Bundesregierung kürzt die Mittel für Schulabbrecher drastisch
Rainer Drescher ist Geschäftsführer des Jobcenters Oberberg: "Die Bundesregierung hat die Mittel drastisch gekürzt, 2025 erhalten wird rund zwei Millionen Euro weniger zur Förderung des Arbeitsmarktes." Weil in Berlin kein Bundeshaushalt verabschiedet werden konnte, gibt es nur eine vorläufige Haushaltsführung. "Die Entscheidung, die Mittel für ‚Start‘ zu streichen, haben wir uns nicht leicht gemacht", sagt Drescher. Auch andere Projekte in Oberberg seien betroffen, wie Ein-Euro-Jobs. Mit den vorhandenen Mitteln müsse sich das Jobcenter um seine Kernaufgabe kümmern. Dies habe man den Trägern frühzeitig mitgeteilt.
Die Kürzungen des Bundes treffen laut Drescher nicht alle Regionen gleich stark. Kreise wie Oberberg mit einer eher niedrigen Arbeitslosenquote und weniger Leistungsbeziehern seien stärker betroffen.
Ralf Schmallenbach ist Kreissozialdezernent: "Wir dürfen das Projekt aus rechtlichen Gründen nur in Form einer Co-Finanzierung unterstützen." Streicht das Jobcenter – wie jetzt geschehen – die Maßnahme, ist auch der Kreis draußen. Schmallenbach schätzt das Projekt sehr. Start habe immer wieder mit finanziellen Problemen gekämpft, doch mit großem Einsatz sei es 2021 gelungen, eine solide Finanzierung auf die Beine zu stellen. "Dass Berlin jetzt einfach den Geldhahn zudreht, ist ein Unding", sagt Schmallenbach. Man werde mit den Bundestagsabgeordneten für Oberberg sprechen und mit dem noch zuständigen Arbeitsminister Hubertus Heil (SPD). Zudem will der Dezernent noch einmal an die Unternehmen appellieren, sich finanziell zu beteiligen. "Schließlich klagen alle über Fachkräftmangel."

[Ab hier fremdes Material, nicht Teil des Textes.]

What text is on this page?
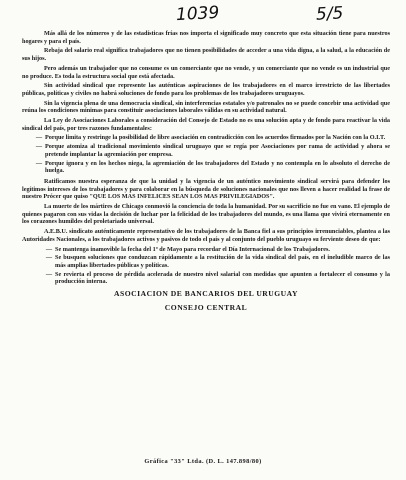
1039	5/5

Más allá de los números y de las estadísticas frías nos importa el significado muy concreto que esta situación tiene para nuestros hogares y para el país.

Rebaja del salario real significa trabajadores que no tienen posibilidades de acceder a una vida digna, a la salud, a la educación de sus hijos.

Pero además un trabajador que no consume es un comerciante que no vende, y un comerciante que no vende es un industrial que no produce. Es toda la estructura social que está afectada.

Sin actividad sindical que represente las auténticas aspiraciones de los trabajadores en el marco irrestricto de las libertades públicas, políticas y civiles no habrá soluciones de fondo para los problemas de los trabajadores uruguayos.

Sin la vigencia plena de una democracia sindical, sin interferencias estatales y/o patronales no se puede concebir una actividad que reúna los condiciones mínimas para constituir asociaciones laborales válidas en su actividad natural.

La Ley de Asociaciones Laborales a consideración del Consejo de Estado no es una solución apta y de fondo para reactivar la vida sindical del país, por tres razones fundamentales:

— Porque limita y restringe la posibilidad de libre asociación en contradicción con los acuerdos firmados por la Nación con la O.I.T.
— Porque atomiza al tradicional movimiento sindical uruguayo que se regía por Asociaciones por rama de actividad y ahora se pretende implantar la agremiación por empresa.
— Porque ignora y en los hechos niega, la agremiación de los trabajadores del Estado y no contempla en lo absoluto el derecho de huelga.

Ratificamos nuestra esperanza de que la unidad y la vigencia de un auténtico movimiento sindical servirá para defender los legítimos intereses de los trabajadores y para colaborar en la búsqueda de soluciones nacionales que nos lleven a hacer realidad la frase de nuestro Prócer que quiso "QUE LOS MAS INFELICES SEAN LOS MAS PRIVILEGIADOS".

La muerte de los mártires de Chicago conmovió la conciencia de toda la humanidad. Por su sacrificio no fue en vano. El ejemplo de quienes pagaron con sus vidas la decisión de luchar por la felicidad de los trabajadores del mundo, es una llama que vivirá eternamente en los corazones humildes del proletariado universal.

A.E.B.U. sindicato auténticamente representativo de los trabajadores de la Banca fiel a sus principios irrenunciables, plantea a las Autoridades Nacionales, a los trabajadores activos y pasivos de todo el país y al conjunto del pueblo uruguayo su ferviente deseo de que:

— Se mantenga inamovible la fecha del 1º de Mayo para recordar el Día Internacional de los Trabajadores.
— Se busquen soluciones que conduzcan rápidamente a la restitución de la vida sindical del país, en el ineludible marco de las más amplias libertades públicas y políticas.
— Se revierta el proceso de pérdida acelerada de nuestro nivel salarial con medidas que apunten a fortalecer el consumo y la producción interna.
ASOCIACION DE BANCARIOS DEL URUGUAY
CONSEJO CENTRAL
Gráfica "33" Ltda. (D. L. 147.898/80)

Sabine Buchheim und Dennis Berster sind Vorsitzende der Öku-Ini und schockiert von der jüngsten Entwicklung. "Wir haben erstmals im November 2024 von der neuen Situation erfahren, aber da hatten wir noch Hoffnung. Vor zwei Wochen hat der Kreis uns mitgeteilt, dass es nicht weiter geht", sagt Buchheim. Für die Öku-Ini sei "Start" ein Herzensprojekt, und so wolle man alles nur Denkbare versuchen, das Projekt zu retten.
Der Verein hat Stiftungen und die Lotterie um Hilfe gebeten und ein Gespräch mit den Bürgermeistern aus dem Kreisnorden verabredet. Der Online-Hilfeaufruf, knackig und einprägsam filmisch umgesetzt von Projektleiter Alexander Besgen, stößt auf breite Resonanz. Adressaten sind in erster Linie Unternehmen, auch Spenden von Privatleuten sind willkommen.
Teilnehmer berichten
Jennifer Schulze, 37 Jahre, kommt aus Engelskirchen und ist alleinerziehende Mutter. "Ich habe die Schule abgebrochen, als mein erstes Kind zur Welt kam. Mehrere Versuche, den Abschluss nachzuholen, sind gescheitert. Seit Mitte 2023 bin ich bei Start. Hier gibt es kleine Klassen und Mobbing ist kein Thema. Mitte 2024 konnte ich meinen Hauptschulabschluss machen und bereite mich jetzt auf den Realschulabschluss vor. Danach möchte ich eine Ausbildung zur Industriekauffrau machen."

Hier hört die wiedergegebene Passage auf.